I don’t often talk about my faith, as I never want someone to feel like I am preaching at them, but this year I am challenging myself to be a little braver, and so allow me to share this with you…
My faith is what gives me my strength, it gets me through all the tough moments, from grief when I lose someone I love, to the smaller everyday challenges, and it is my compass that keeps me focussed on what really matters. This is why I like to go on retreats to recharge, and in these silent moments I am able to take time out to reflect on where I am at, and strengthen my faith.
Most day retreats that I have been on have involved a mixture of prayer and someone speaking about a particular topic. In this case, it was about Divine Mercy . The Priest running the retreat had anticipated 30 people would attend, but in fact there was about 100 people there.
His talks were challenging, yet inspiring. He explained the image of Divine Mercy, its origins in Poland and what it means. There was so many things that inspired me as I listened to this talk, but these are key points that I have taken away from it:
The Priest, Fr. Andrew, challenged us to never be afraid of asking God for mercy, no matter the situation, and as we receive that mercy, be prepared to show mercy to others too. To give mercy to others, even if all your friends and family tell you that you are an idiot in doing so! Be that giving mercy to a boss who has made your life hell, through forgiving them, or forgiving someone who has hurt you. Quite a challenge when the easy thing to do in these situations would be to hold a grudge, and so the challenge here is to have the courage and strength to forgive and show compassion.

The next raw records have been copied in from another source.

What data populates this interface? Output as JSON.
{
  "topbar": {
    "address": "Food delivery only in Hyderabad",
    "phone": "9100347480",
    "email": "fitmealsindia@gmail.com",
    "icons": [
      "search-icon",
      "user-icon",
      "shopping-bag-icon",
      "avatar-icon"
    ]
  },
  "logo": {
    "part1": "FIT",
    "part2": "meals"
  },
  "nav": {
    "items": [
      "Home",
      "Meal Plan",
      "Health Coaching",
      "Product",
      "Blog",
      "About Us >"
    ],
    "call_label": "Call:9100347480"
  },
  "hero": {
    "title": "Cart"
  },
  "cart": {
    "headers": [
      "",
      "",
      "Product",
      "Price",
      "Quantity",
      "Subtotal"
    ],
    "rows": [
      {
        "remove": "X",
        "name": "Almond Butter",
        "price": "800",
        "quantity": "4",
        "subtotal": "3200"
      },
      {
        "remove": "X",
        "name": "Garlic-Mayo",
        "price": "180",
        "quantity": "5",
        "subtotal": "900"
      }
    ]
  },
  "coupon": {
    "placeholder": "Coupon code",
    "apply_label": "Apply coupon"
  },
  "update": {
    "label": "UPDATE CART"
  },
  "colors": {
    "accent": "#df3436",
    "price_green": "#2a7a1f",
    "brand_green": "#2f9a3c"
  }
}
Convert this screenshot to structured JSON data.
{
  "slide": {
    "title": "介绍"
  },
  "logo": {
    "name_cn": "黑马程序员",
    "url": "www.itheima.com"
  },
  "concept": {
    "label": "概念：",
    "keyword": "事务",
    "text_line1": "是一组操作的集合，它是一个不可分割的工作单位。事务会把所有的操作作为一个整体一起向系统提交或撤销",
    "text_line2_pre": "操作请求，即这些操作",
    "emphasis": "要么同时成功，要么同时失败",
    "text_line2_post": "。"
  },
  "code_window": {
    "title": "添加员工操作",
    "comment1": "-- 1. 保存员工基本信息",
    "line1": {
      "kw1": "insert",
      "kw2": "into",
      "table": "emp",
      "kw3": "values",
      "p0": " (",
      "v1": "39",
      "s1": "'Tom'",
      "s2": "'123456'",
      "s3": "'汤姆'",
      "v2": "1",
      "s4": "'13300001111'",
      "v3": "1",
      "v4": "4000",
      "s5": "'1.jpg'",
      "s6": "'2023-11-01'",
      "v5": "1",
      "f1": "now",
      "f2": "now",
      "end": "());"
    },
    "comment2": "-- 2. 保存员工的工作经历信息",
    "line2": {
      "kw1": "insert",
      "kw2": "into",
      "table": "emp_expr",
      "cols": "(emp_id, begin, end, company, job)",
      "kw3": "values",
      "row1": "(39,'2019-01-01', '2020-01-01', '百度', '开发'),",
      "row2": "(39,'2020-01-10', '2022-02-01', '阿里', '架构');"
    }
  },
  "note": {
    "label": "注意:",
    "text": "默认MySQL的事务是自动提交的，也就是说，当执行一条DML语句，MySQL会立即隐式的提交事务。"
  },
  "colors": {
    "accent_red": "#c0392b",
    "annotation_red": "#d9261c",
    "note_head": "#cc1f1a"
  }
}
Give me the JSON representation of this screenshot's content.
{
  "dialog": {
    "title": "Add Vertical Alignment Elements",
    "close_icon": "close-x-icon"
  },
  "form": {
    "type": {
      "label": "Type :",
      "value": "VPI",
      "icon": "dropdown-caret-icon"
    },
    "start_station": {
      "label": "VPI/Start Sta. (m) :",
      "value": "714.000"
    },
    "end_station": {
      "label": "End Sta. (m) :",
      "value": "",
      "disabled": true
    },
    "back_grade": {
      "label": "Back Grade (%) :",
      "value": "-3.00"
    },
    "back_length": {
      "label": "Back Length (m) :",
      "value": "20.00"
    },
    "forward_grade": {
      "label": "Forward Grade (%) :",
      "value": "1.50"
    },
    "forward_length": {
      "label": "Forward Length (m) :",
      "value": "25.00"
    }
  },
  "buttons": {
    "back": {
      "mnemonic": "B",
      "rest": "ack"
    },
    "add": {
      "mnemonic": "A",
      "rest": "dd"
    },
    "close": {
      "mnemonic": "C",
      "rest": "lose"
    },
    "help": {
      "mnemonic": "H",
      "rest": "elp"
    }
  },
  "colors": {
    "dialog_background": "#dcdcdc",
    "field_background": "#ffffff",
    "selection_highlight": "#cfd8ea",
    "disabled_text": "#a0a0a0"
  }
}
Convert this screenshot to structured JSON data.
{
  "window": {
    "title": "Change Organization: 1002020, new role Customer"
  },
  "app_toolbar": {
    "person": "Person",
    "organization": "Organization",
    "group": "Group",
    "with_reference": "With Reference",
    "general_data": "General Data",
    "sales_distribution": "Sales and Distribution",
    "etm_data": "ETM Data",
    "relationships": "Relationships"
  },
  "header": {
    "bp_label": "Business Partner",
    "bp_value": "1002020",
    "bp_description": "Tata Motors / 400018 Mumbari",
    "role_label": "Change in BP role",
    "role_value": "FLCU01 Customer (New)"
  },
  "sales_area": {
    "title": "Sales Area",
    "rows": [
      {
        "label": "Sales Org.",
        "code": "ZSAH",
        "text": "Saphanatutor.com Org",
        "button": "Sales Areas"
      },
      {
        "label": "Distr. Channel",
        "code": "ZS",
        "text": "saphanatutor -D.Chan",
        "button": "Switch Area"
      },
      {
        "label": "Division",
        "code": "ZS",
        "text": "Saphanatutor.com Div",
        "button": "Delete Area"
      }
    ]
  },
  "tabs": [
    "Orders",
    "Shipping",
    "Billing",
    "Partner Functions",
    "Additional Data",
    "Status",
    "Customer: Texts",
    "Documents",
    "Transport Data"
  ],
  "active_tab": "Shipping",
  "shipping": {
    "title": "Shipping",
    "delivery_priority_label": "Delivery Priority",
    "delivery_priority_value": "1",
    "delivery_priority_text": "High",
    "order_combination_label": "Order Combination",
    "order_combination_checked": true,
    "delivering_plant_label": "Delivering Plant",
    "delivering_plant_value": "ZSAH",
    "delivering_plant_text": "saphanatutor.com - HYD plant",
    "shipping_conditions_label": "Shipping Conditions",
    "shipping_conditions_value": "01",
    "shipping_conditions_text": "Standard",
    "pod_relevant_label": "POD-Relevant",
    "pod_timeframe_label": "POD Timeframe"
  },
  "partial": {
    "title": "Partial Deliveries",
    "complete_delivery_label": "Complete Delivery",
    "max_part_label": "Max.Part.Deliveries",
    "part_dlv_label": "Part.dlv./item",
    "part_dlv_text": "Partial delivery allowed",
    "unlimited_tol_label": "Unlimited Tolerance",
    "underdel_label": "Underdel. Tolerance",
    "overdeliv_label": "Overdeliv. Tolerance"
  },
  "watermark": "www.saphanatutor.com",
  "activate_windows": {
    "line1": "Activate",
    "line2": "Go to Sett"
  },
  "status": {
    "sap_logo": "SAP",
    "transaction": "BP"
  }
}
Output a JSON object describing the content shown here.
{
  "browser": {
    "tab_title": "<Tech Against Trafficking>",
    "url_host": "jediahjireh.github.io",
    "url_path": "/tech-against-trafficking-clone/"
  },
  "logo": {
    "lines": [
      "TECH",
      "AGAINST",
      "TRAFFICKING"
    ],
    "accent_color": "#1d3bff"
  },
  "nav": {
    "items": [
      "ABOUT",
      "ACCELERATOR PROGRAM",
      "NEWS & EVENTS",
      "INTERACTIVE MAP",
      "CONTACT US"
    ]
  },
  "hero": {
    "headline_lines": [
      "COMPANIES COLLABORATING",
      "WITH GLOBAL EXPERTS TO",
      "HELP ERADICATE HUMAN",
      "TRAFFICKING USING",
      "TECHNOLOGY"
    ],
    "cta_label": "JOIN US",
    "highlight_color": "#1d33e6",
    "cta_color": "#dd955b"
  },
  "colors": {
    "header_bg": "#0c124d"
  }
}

Fr Andrew also spoke of something equally important, and perhaps even harder, and that is forgiving yourself. To allow God’s mercy to meet you in your darkest, loneliest moments be those in your past, present or future. The image of Divine Mercy shows Jesus surrounded by darkness, because He is the light in your darkest moments, and will meet you where you are at. He will make good of every situation, if you invite Him to it. And the best part, to receive this mercy all you have to do is ask for it, by saying “Jesus, I trust in You”.